Bye Bye Babushka, More Russian Women Are Boss
Thursday, Feb. 19, 1998 | 10:38 a.m.
MOSCOW -- In the final analysis, being desperate and frustrated was the best thing that could have happened to her, Elena Tonchu says.
Like many Russian women, she was trapped in a low-wage job and her marriage was collapsing.
That was in the late 1980s, when the Soviet Union and communism were crumbling. Ms. Tonchu saw an opportunity that would have been unthinkable before - to form her own business.
"I realized that all the men working above me were consulting me on how to do their paperwork. I realized I could do it better than them," she says. "I also 3/8 wanted 1/8 a better life for my children. Financial independence seemed the only way to do that."
Today, Tonchu heads a small conglomerate and lectures at a university. She has written a how-to book for Russian women on starting their own enterprises. Tonchu's businesses are in the northern Caucasian town of Krymsk, and include a drugstore and an auditing firm, among others.
Hers is one of a small but growing number of success stories at a time when things appear bleak for Russian female workers.
"The social position of women has worsened with the Soviet Union's collapse. But the one area of progress is in the numbers of women heading their own firms," says Flora Abdrakmanova, international projects coordinator of the Women's Union of Russia. The Moscow-based lobbying group is an outgrowth of the former Communist women's organization, but has severed ties to the party.
Russian women are among the world's best-educated and have been active in the labor force since the 1917 Bolshevik Revolution. High numbers are trained as engineers, scientists, doctors, and writers. But despite an official rhetoric of equality over the years, very few have reached the top echelons of political or economic power. Many women complain of being relegated to lower-paying jobs with little opportunity for advancement.
Russia's women also are among the population's most financially strapped. They account for 70 percent of the unemployed, partly due to being fired in disproportionate numbers when nearly 120,000 firms were transferred to private hands from 1991 to 1994, as Russia moved toward a market economy. In a country where two-thirds of all marriages end in divorce, nearly all single-parent households are headed by women. And with a life expectancy of 73 years versus 58 years for men, most old age pensioners living on the poverty line are female.

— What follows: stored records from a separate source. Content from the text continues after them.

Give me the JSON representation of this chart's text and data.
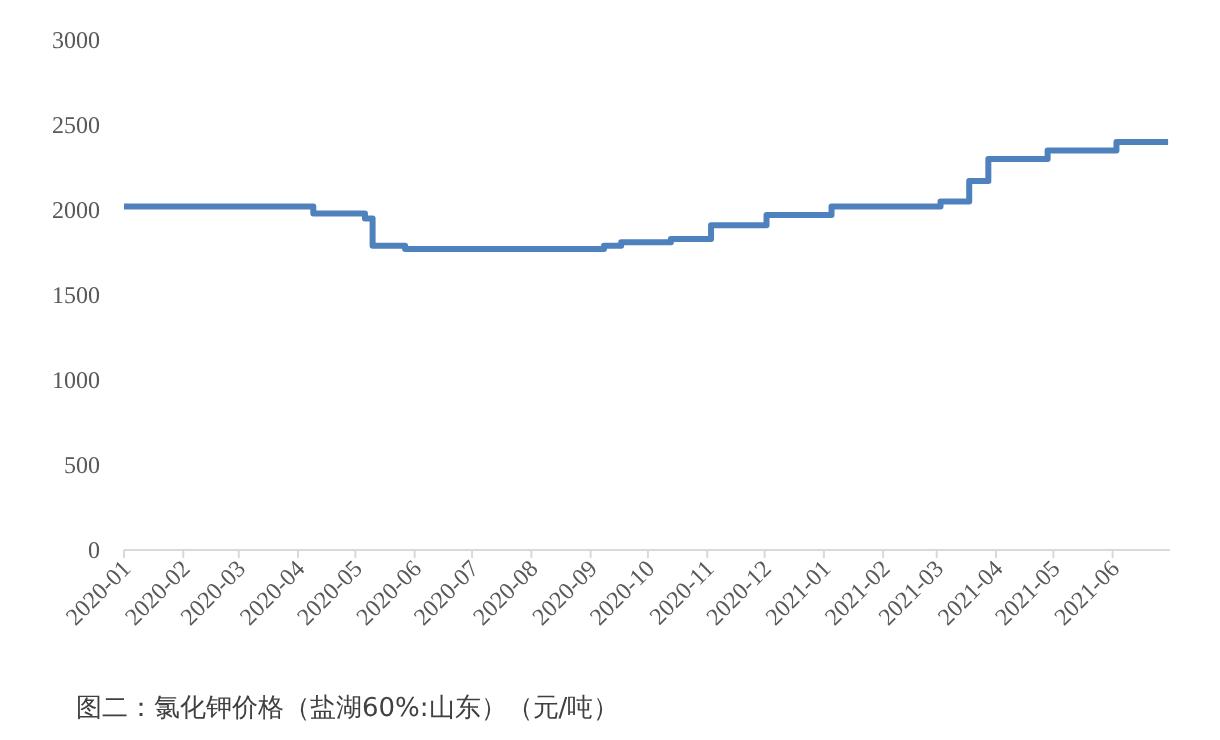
{
  "chart_data": {
    "type": "step",
    "x": [
      "2020-01-01",
      "2020-04-09",
      "2020-05-06",
      "2020-05-10",
      "2020-05-27",
      "2020-09-08",
      "2020-09-17",
      "2020-10-13",
      "2020-11-03",
      "2020-12-02",
      "2021-01-05",
      "2021-03-03",
      "2021-03-18",
      "2021-03-28",
      "2021-04-28",
      "2021-06-03",
      "2021-06-30"
    ],
    "series": [
      {
        "color": "#4f81bd",
        "values": [
          2020,
          1980,
          1950,
          1790,
          1770,
          1790,
          1810,
          1830,
          1910,
          1970,
          2020,
          2050,
          2170,
          2300,
          2350,
          2400,
          2400
        ]
      }
    ],
    "xlim": [
      "2020-01-01",
      "2021-07-01"
    ],
    "xticks": [
      "2020-01",
      "2020-02",
      "2020-03",
      "2020-04",
      "2020-05",
      "2020-06",
      "2020-07",
      "2020-08",
      "2020-09",
      "2020-10",
      "2020-11",
      "2020-12",
      "2021-01",
      "2021-02",
      "2021-03",
      "2021-04",
      "2021-05",
      "2021-06"
    ],
    "ylim": [
      0,
      3000
    ],
    "yticks": [
      0,
      500,
      1000,
      1500,
      2000,
      2500,
      3000
    ],
    "grid": false,
    "marker": "none",
    "line_style": "solid",
    "annotations": [
      "图二：氯化钾价格（盐湖60%:山东）（元/吨）"
    ]
  }
}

In the political sphere, women have lost ground since the Soviet era, when they received a one-third quota in parliament. Now, women make up 7.2 percent of the 450-seat lower house, or Duma. The upper house has one female member, and there are two women ministers in President Boris Yeltsin's government.
"In the power sphere, there is great discrimination against women. It's very difficult to imagine a women elected as our president or prime minister," says sociologist Yelena Vigdorchik of the Expert Institute Foundation, a Moscow-based independent research group.
Despite all the problems, a new breed of young female executive is benefiting from the introduction of capitalism in Russia as well as contributing to its spread by breaking through the thick glass ceiling.
"If women understand the necessity to change, they will be able to do it themselves, even if men create obstacles," says Nina Krivelskaya, deputy chairwoman of the Duma Committee on Women, the Family, and Youth.
The trend is a young one. Statistics circulated at a recent seminar on women entrepreneurs at the Financial Academy in Moscow indicated that in Russia, one-quarter of women bosses are under 35. Nearly three-quarters of their companies are less than five years old.
Many women entrepreneurs said they faced great difficulties to get where they are, including problems raising capital and negative stereotyping by men.
Women are creating a new corporate culture, according to Nina Pokorskaya, president of the prominent Russian fashion house Salyut. Ms. Pokorskaya says she has no trouble winning respect from male subordinates.
"Perhaps it's because I run my business like a family," she says.
Tonchu sees her mission in life to help create a Russia where men and women face no obstacles in realizing their potential. She's begun at home, teaching her teenage son and daughter that they must succeed - equally.
"I've told them that I'd like one to become an economist and one a lawyer," she says. "It's up to them to choose who does what."